Identity infrastructure should be no different.
Governments need rails so institutions can ask the right questions, receive trustworthy answers, and prove compliance—without becoming custodians of vast identity databases. They need systems that support enforcement without demanding permanent exposure, that allow oversight without surveillance, and that provide proof without possession.
When identity is treated as a dataset to be owned, systems become brittle. Every new requirement adds pressure to centralise further. Every integration increases complexity and risk. Over time, the system becomes harder to govern, harder to secure, and harder to change.
Bringing rails-based thinking into system design shifts these fundamental incentives.
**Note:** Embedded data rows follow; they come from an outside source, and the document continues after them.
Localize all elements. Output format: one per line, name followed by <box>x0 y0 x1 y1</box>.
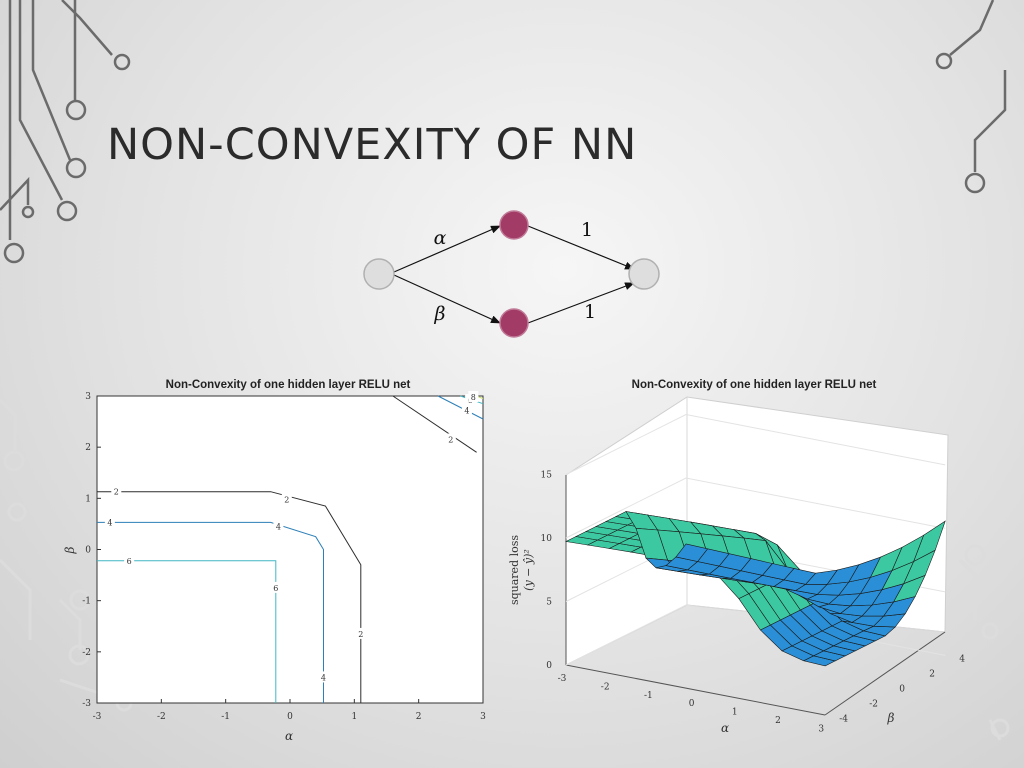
contour-x-tick-label: -2 <box>157 712 166 722</box>
weight-beta-label: β <box>434 303 446 325</box>
contour-level-label: 2 <box>114 488 119 497</box>
surface-y-axis-label: β <box>887 711 895 725</box>
contour-x-tick-label: 2 <box>416 712 422 722</box>
surface-x-tick-label: -2 <box>601 682 610 692</box>
contour-x-tick-label: 1 <box>351 712 357 722</box>
surface-z-gridline <box>565 413 946 475</box>
surface-x-tick-label: -3 <box>558 674 567 684</box>
surface-y-tick-label: 0 <box>899 684 905 694</box>
input-node <box>363 258 395 290</box>
weight-alpha-label: α <box>434 227 447 249</box>
contour-level-label: 2 <box>448 435 453 444</box>
network-diagram: α β 1 1 <box>363 210 660 338</box>
contour-level-label: 4 <box>276 522 281 531</box>
contour-level-label: 2 <box>358 630 363 639</box>
contour-label-backdrop <box>445 433 456 445</box>
surface-z-axis-label-formula: (y − ŷ)² <box>522 549 535 591</box>
contour-line-level-2 <box>392 395 477 453</box>
contour-x-tick-label: 0 <box>287 712 293 722</box>
surface-x-tick-label: 0 <box>689 699 695 709</box>
contour-level-label: 4 <box>107 518 112 527</box>
output-node <box>628 258 660 290</box>
contour-y-tick-label: 1 <box>85 494 91 504</box>
surface-z-axis-label: squared loss <box>508 535 521 605</box>
contour-y-tick-label: 2 <box>85 443 91 453</box>
edge-input-bottom <box>393 274 501 324</box>
weight-top-output-label: 1 <box>581 219 593 241</box>
surface-x-tick-label: 3 <box>818 724 824 734</box>
contour-y-axis-label: β <box>63 546 77 554</box>
contour-x-axis-label: α <box>285 729 293 743</box>
contour-level-label: 4 <box>321 673 326 682</box>
surface-z-tick-label: 5 <box>546 598 552 608</box>
contour-level-label: 6 <box>273 584 278 593</box>
surface-chart: 0 5 10 15 -3 -2 -1 0 1 2 3 -4 -2 0 2 4 α β squared loss… <box>508 396 966 735</box>
contour-chart-title: Non-Convexity of one hidden layer RELU n… <box>165 379 411 391</box>
contour-x-tick-label: 3 <box>480 712 486 722</box>
contour-lines: 222444662468 <box>97 391 484 703</box>
surface-mesh <box>565 511 946 667</box>
hidden-node-bottom <box>499 308 529 338</box>
surface-axis-ticks: 0 5 10 15 -3 -2 -1 0 1 2 3 -4 -2 0 2 4 <box>541 471 966 735</box>
surface-y-tick-label: 2 <box>929 669 935 679</box>
contour-label-backdrop <box>273 520 284 532</box>
surface-x-tick-label: -1 <box>644 691 653 701</box>
slide-title: NON-CONVEXITY OF NN <box>107 120 638 170</box>
edge-top-output <box>527 225 635 270</box>
contour-x-tick-label: -1 <box>221 712 230 722</box>
weight-bottom-output-label: 1 <box>584 301 596 323</box>
edge-bottom-output <box>527 282 635 324</box>
contour-label-backdrop <box>270 581 281 593</box>
surface-z-tick-label: 10 <box>541 534 553 544</box>
circuit-lines-top-left <box>0 0 113 240</box>
contour-label-backdrop <box>318 671 329 683</box>
contour-y-tick-label: 0 <box>85 546 91 556</box>
contour-label-backdrop <box>281 493 292 505</box>
circuit-nodes-top-right <box>935 52 986 194</box>
contour-level-label: 8 <box>471 393 476 402</box>
surface-y-tick-label: -2 <box>869 699 878 709</box>
surface-x-axis-label: α <box>721 721 729 735</box>
contour-x-tick-label: -3 <box>93 712 102 722</box>
contour-level-label: 2 <box>284 495 289 504</box>
contour-label-backdrop <box>461 404 472 416</box>
contour-y-tick-label: 3 <box>85 392 91 402</box>
contour-y-tick-label: -3 <box>82 699 91 709</box>
edge-input-top <box>393 225 501 273</box>
contour-label-backdrop <box>355 627 366 639</box>
contour-plot-area <box>96 395 484 704</box>
contour-level-label: 6 <box>127 557 132 566</box>
contour-label-backdrop <box>104 516 115 528</box>
surface-z-tick-label: 0 <box>546 661 552 671</box>
contour-y-tick-label: -1 <box>82 597 91 607</box>
contour-label-backdrop <box>468 391 479 403</box>
surface-y-tick-label: 4 <box>959 654 965 664</box>
surface-x-tick-label: 1 <box>732 708 738 718</box>
circuit-nodes-top-left <box>3 53 131 264</box>
surface-x-tick-label: 2 <box>775 716 781 726</box>
contour-label-backdrop <box>124 554 135 566</box>
surface-y-tick-label: -4 <box>839 714 848 724</box>
contour-y-tick-label: -2 <box>82 648 91 658</box>
surface-z-gridline <box>565 477 946 539</box>
circuit-lines-top-right <box>949 0 1007 172</box>
hidden-node-top <box>499 210 529 240</box>
surface-mesh-face <box>675 543 709 562</box>
contour-axis-ticks: -3 -2 -1 0 1 2 3 -3 -2 -1 0 1 2 3 <box>82 392 486 722</box>
contour-line-level-2 <box>97 491 362 703</box>
contour-line-level-4 <box>437 395 484 420</box>
surface-z-tick-label: 15 <box>541 471 553 481</box>
contour-label-backdrop <box>111 485 122 497</box>
contour-line-level-4 <box>97 521 324 703</box>
contour-level-label: 4 <box>464 406 469 415</box>
surface-chart-title: Non-Convexity of one hidden layer RELU n… <box>631 379 877 391</box>
contour-line-level-6 <box>97 560 277 703</box>
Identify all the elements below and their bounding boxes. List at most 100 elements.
Instead of asking "how do we collect this data?", the question shifts to "how do we verify this claim?" Rather than expanding databases, the focus moves to defining rules and accountability. Institutions can demonstrate compliance through verifiable outcomes rather than by accumulating records.
This approach is not anti-government or anti-regulation. It is pro-governance.
Strong governance depends on systems that can evolve without exposing citizens to unnecessary harm. It depends on limiting what must be stored, defining what must be proven, and making sure that failure does not cascade across society.
The irony is that many governments already understand this principle in other domains. Financial systems, transport networks, and communications infrastructure are all built around rails rather than repositories. Identity has lagged behind, not because the goals are different, but because the architecture has not caught up.
If digital identity is to become a trusted public infrastructure, governments will need to shift from thinking in terms of databases to thinking in terms of capability. From accumulation to enablement. From control to resilience.
More data does not lead to better governance. Better rails do.
And once those rails are in place, institutions can meet their obligations without asking citizens to bear risks they did not choose to assume.